4. Self vs Cross Attention

There are two flavors of attention, and they serve different purposes. Self-attention (used in GPT, BERT) lets tokens attend to other tokens in the same sequence. Cross-attention lets tokens attend to a different sequence — crucial for translation and multimodal models.

Self-Attention vs Cross-Attention

Self-Attention
InputSame sequence for Q, K, and V
PurposeTokens within a sentence attend to each other
Used inGPT, BERT, all decoder-only models
Example"The cat... it" → "it" attends to "cat"
Cross-Attention
InputQ from one sequence, K/V from another
PurposeDecoder attends to encoder output
Used inTranslation models, Whisper, DALL-E
ExampleEnglish→French: French "chat" attends to English "cat"

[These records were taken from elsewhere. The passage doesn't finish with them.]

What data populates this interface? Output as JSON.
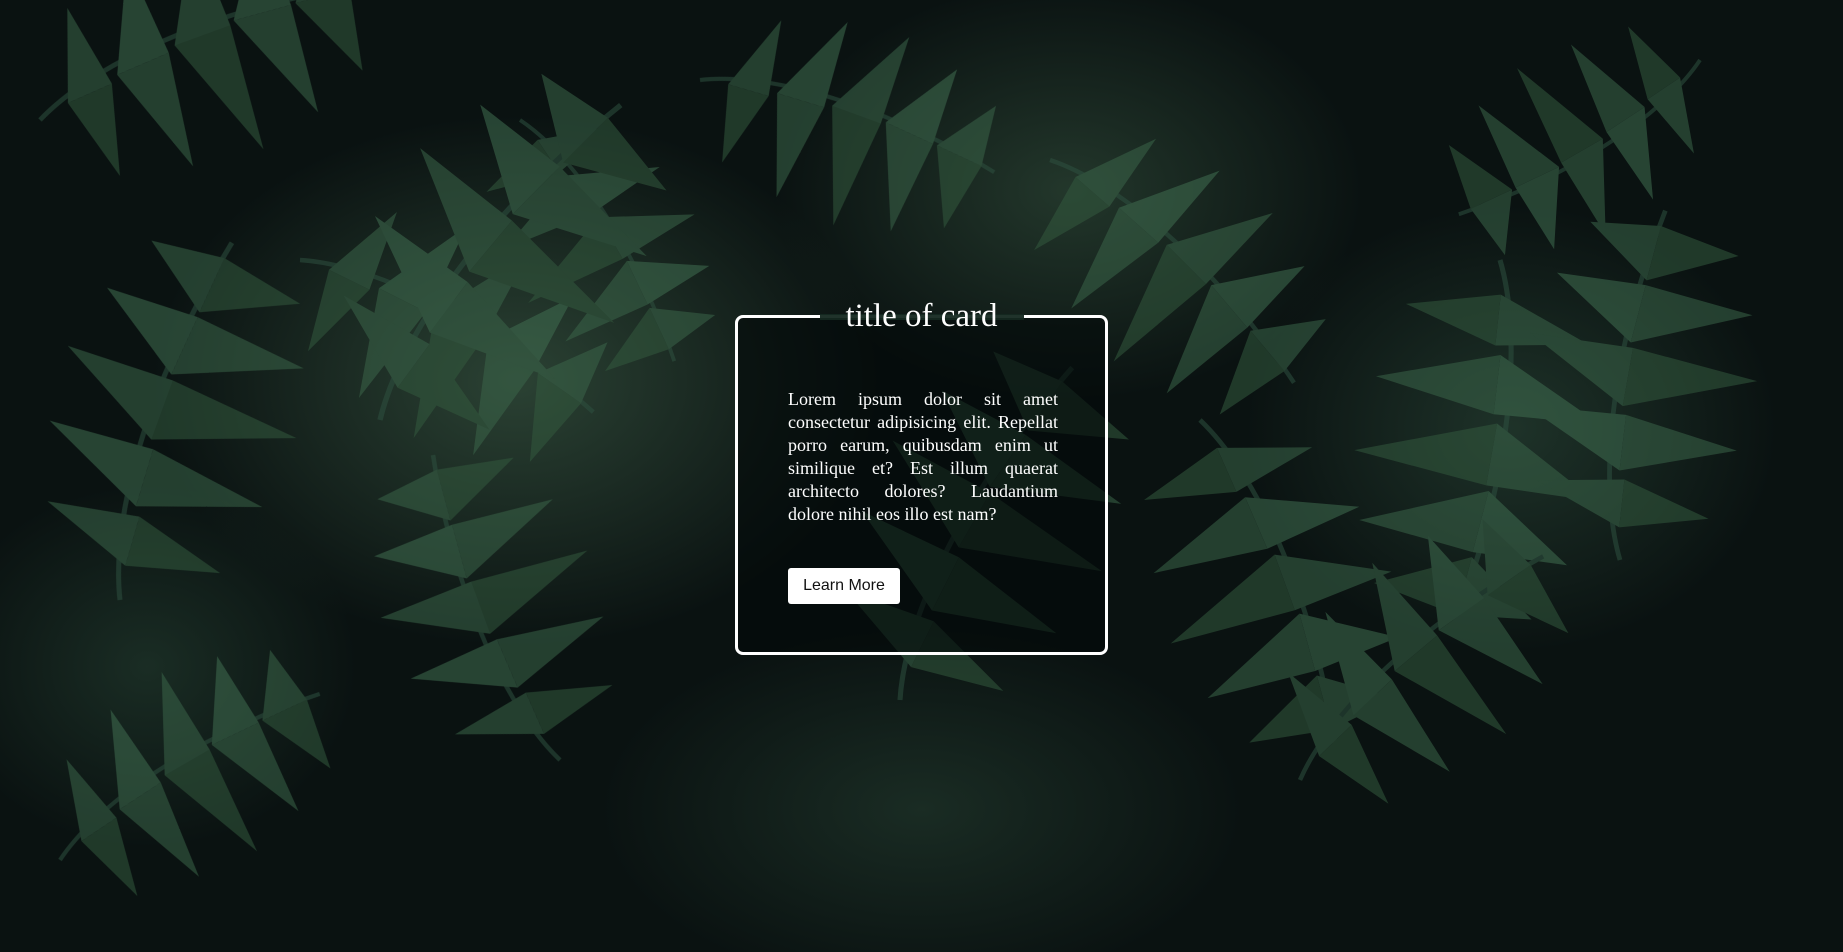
{
  "background": {
    "image_name": "palm-fronds-photo",
    "base_color": "#0a1211",
    "leaf_color": "#3f6a4f"
  },
  "card": {
    "title": "title of card",
    "body": "Lorem ipsum dolor sit amet consectetur adipisicing elit. Repellat porro earum, quibusdam enim ut similique et? Est illum quaerat architecto dolores? Laudantium dolore nihil eos illo est nam?",
    "button_label": "Learn More",
    "border_color": "#ffffff"
  }
}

Modern decoder-only models (GPT-4, Claude, Llama) use only self-attention with causal masking — each token can only attend to previous tokens, not future ones. This forces left-to-right generation. Encoder-decoder models (T5, Whisper) use both self-attention in the encoder and cross-attention to connect decoder to encoder outputs.

5. Making It Scale

The original attention mechanism is O(n²) — quadratic in sequence length. That worked fine for 512-token sequences in 2017. It doesn’t work for 1M-token sequences in 2024. The field has been racing to make attention faster without losing quality.

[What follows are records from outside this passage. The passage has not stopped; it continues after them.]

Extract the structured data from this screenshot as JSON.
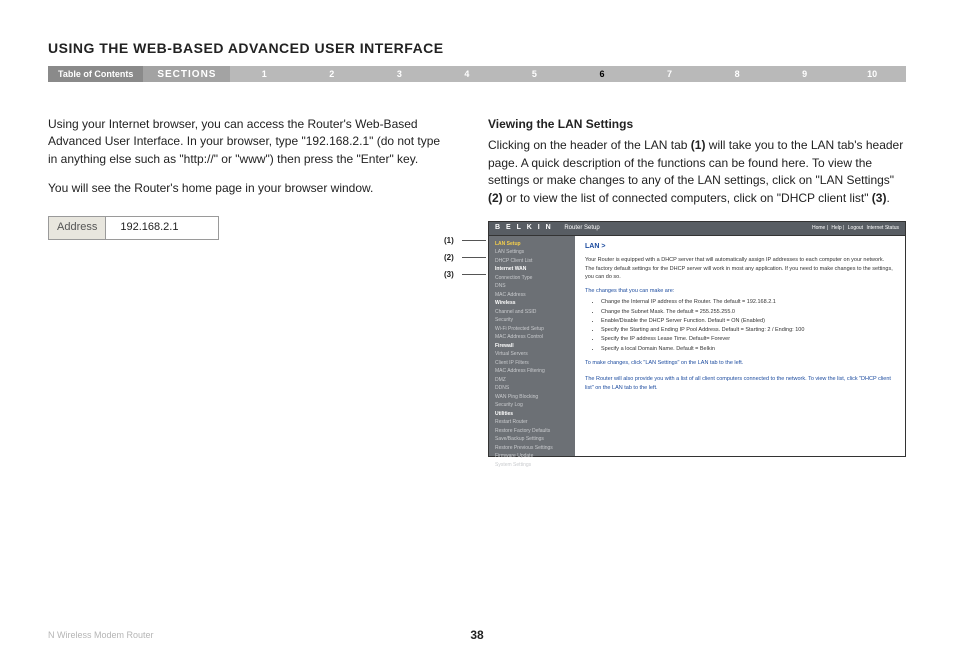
{
  "title": "USING THE WEB-BASED ADVANCED USER INTERFACE",
  "nav": {
    "toc": "Table of Contents",
    "sections": "SECTIONS",
    "items": [
      "1",
      "2",
      "3",
      "4",
      "5",
      "6",
      "7",
      "8",
      "9",
      "10"
    ],
    "active": "6"
  },
  "left": {
    "p1": "Using your Internet browser, you can access the Router's Web-Based Advanced User Interface. In your browser, type \"192.168.2.1\" (do not type in anything else such as \"http://\" or \"www\") then press the \"Enter\" key.",
    "p2": "You will see the Router's home page in your browser window.",
    "addr_label": "Address",
    "addr_value": "192.168.2.1"
  },
  "right": {
    "subhead": "Viewing the LAN Settings",
    "p1a": "Clicking on the header of the LAN tab ",
    "b1": "(1)",
    "p1b": " will take you to the LAN tab's header page. A quick description of the functions can be found here. To view the settings or make changes to any of the LAN settings, click on \"LAN Settings\" ",
    "b2": "(2)",
    "p1c": " or to view the list of connected computers, click on \"DHCP client list\" ",
    "b3": "(3)",
    "p1d": "."
  },
  "callouts": {
    "c1": "(1)",
    "c2": "(2)",
    "c3": "(3)"
  },
  "router": {
    "brand": "B E L K I N",
    "setup": "Router Setup",
    "links": [
      "Home",
      "Help",
      "Logout",
      "Internet Status"
    ],
    "sidebar": [
      {
        "t": "LAN Setup",
        "cls": "active"
      },
      {
        "t": "LAN Settings"
      },
      {
        "t": "DHCP Client List"
      },
      {
        "t": "Internet WAN",
        "cls": "hdr"
      },
      {
        "t": "Connection Type"
      },
      {
        "t": "DNS"
      },
      {
        "t": "MAC Address"
      },
      {
        "t": "Wireless",
        "cls": "hdr"
      },
      {
        "t": "Channel and SSID"
      },
      {
        "t": "Security"
      },
      {
        "t": "Wi-Fi Protected Setup"
      },
      {
        "t": "MAC Address Control"
      },
      {
        "t": "Firewall",
        "cls": "hdr"
      },
      {
        "t": "Virtual Servers"
      },
      {
        "t": "Client IP Filters"
      },
      {
        "t": "MAC Address Filtering"
      },
      {
        "t": "DMZ"
      },
      {
        "t": "DDNS"
      },
      {
        "t": "WAN Ping Blocking"
      },
      {
        "t": "Security Log"
      },
      {
        "t": "Utilities",
        "cls": "hdr"
      },
      {
        "t": "Restart Router"
      },
      {
        "t": "Restore Factory Defaults"
      },
      {
        "t": "Save/Backup Settings"
      },
      {
        "t": "Restore Previous Settings"
      },
      {
        "t": "Firmware Update"
      },
      {
        "t": "System Settings"
      }
    ],
    "content": {
      "h": "LAN >",
      "p1": "Your Router is equipped with a DHCP server that will automatically assign IP addresses to each computer on your network. The factory default settings for the DHCP server will work in most any application. If you need to make changes to the settings, you can do so.",
      "p2": "The changes that you can make are:",
      "bullets": [
        "Change the Internal IP address of the Router. The default = 192.168.2.1",
        "Change the Subnet Mask. The default = 255.255.255.0",
        "Enable/Disable the DHCP Server Function. Default = ON (Enabled)",
        "Specify the Starting and Ending IP Pool Address. Default = Starting: 2 / Ending: 100",
        "Specify the IP address Lease Time. Default= Forever",
        "Specify a local Domain Name. Default = Belkin"
      ],
      "p3": "To make changes, click \"LAN Settings\" on the LAN tab to the left.",
      "p4": "The Router will also provide you with a list of all client computers connected to the network. To view the list, click \"DHCP client list\" on the LAN tab to the left."
    }
  },
  "footer": {
    "product": "N Wireless Modem Router",
    "page": "38"
  }
}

The Evolution — Getting Faster

2017
Vanilla AttentionO(n²) memory and compute. Fine for short sequences, impossible for 100K+ tokens.
2020
Sparse AttentionOnly attend to nearby tokens + fixed stride patterns. GPT-3 used this. Tradeoff: misses some long-range dependencies.
2022
FlashAttentionSame math, better hardware utilization. Tiled computation that fits in GPU SRAM. 2-4x faster, exact (not approximate).
2023
Multi-Query / Grouped-QueryShare K/V heads across query heads. Llama 2 uses GQA. Fewer KV-cache entries = cheaper inference = longer context.
2024+
Ring Attention / Infinite ContextDistribute attention across multiple devices. Sequence length limited by total cluster memory, not single GPU. Enables 1M+ context.

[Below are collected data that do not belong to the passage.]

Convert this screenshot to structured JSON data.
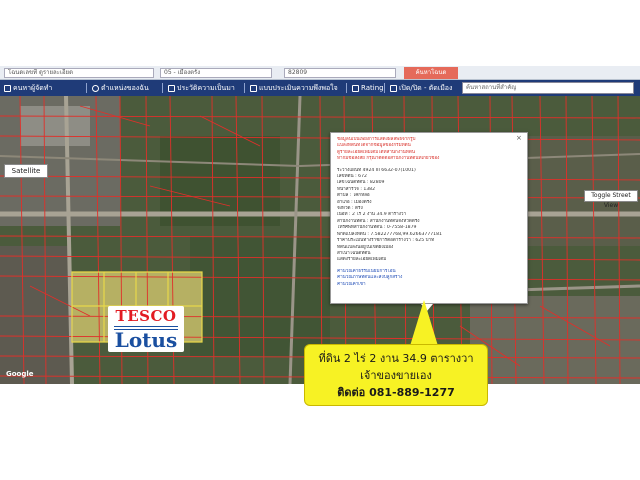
{
  "searchbar": {
    "field1": "โฉนดเลขที่ ดูรายละเอียด",
    "field2": "05 - เมืองตรัง",
    "field3": "82809",
    "search_label": "ค้นหาโฉนด"
  },
  "nav": {
    "items": [
      "คนหาผู้จัดทำ",
      "ตำแหน่งของฉัน",
      "ประวัติความเป็นมา",
      "แบบประเมินความพึงพอใจ",
      "Rating",
      "เปิด/ปิด - ตัดเมือง"
    ],
    "search_placeholder": "ค้นหาสถานที่สำคัญ"
  },
  "map": {
    "satellite_label": "Satellite",
    "toggle_street_view": "Toggle Street View",
    "zoom_in": "+",
    "zoom_out": "−",
    "google": "Google",
    "tesco": "TESCO",
    "lotus": "Lotus"
  },
  "popup": {
    "header_lines": [
      "ข้อมูลนี้เป็นเพียงการแสดงผลลัพธ์จากรูป",
      "แปลงที่ดินที่ได้จากข้อมูลของกรมที่ดิน",
      "ดูรายละเอียดเพิ่มเติมได้ที่สำนักงานที่ดิน",
      "หากมีข้อสงสัย กรุณาติดต่อสำนักงานที่ดินที่เกี่ยวข้อง"
    ],
    "detail_lines": [
      "ระวางแผนที่ 4924 III 6632-07(1001)",
      "เลขที่ดิน : 672",
      "เลขโฉนดที่ดิน : 82809",
      "หน้าสำรวจ : 1382",
      "ตำบล : โคกหล่อ",
      "อำเภอ : เมืองตรัง",
      "จังหวัด : ตรัง",
      "เนื้อที่ : 2 ไร่ 2 งาน 34.9 ตารางวา",
      "สำนักงานที่ดิน : สำนักงานที่ดินจังหวัดตรัง",
      "โทรศัพท์สำนักงานที่ดิน : 0-7558-1879",
      "พิกัดแปลงที่ดิน : 7.582277768,99.62663777181",
      "ราคาประเมินทางราชการต่อตารางวา : 625 บาท",
      "ที่ดินแปลงนี้อยู่ในเขตผังเมือง",
      "สำเนาโฉนดที่ดิน",
      "แสดงรายละเอียดเพิ่มเติม"
    ],
    "link_lines": [
      "คำนวณค่าธรรมเนียมการโอน",
      "คำนวณภาษีที่ดินและสิ่งปลูกสร้าง",
      "คำนวณค่าเช่า"
    ]
  },
  "callout": {
    "line1": "ที่ดิน 2 ไร่ 2 งาน 34.9 ตารางวา",
    "line2": "เจ้าของขายเอง",
    "line3": "ติดต่อ 081-889-1277"
  },
  "colors": {
    "parcel_outline": "#e0302a",
    "nav_bg": "#1f3b78",
    "callout_bg": "#f7f224",
    "tesco_red": "#e21b22",
    "lotus_blue": "#1a4fa0"
  }
}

FlashAttention was the breakthrough that changed everything. It doesn’t approximate — it computes the exact same result but exploits GPU memory hierarchy (SRAM vs HBM) to avoid memory bottlenecks. Before FlashAttention, long-context models were theoretical. After it, they became practical. Gemini’s 1M context, Claude’s 200K context — all powered by FlashAttention and its successors.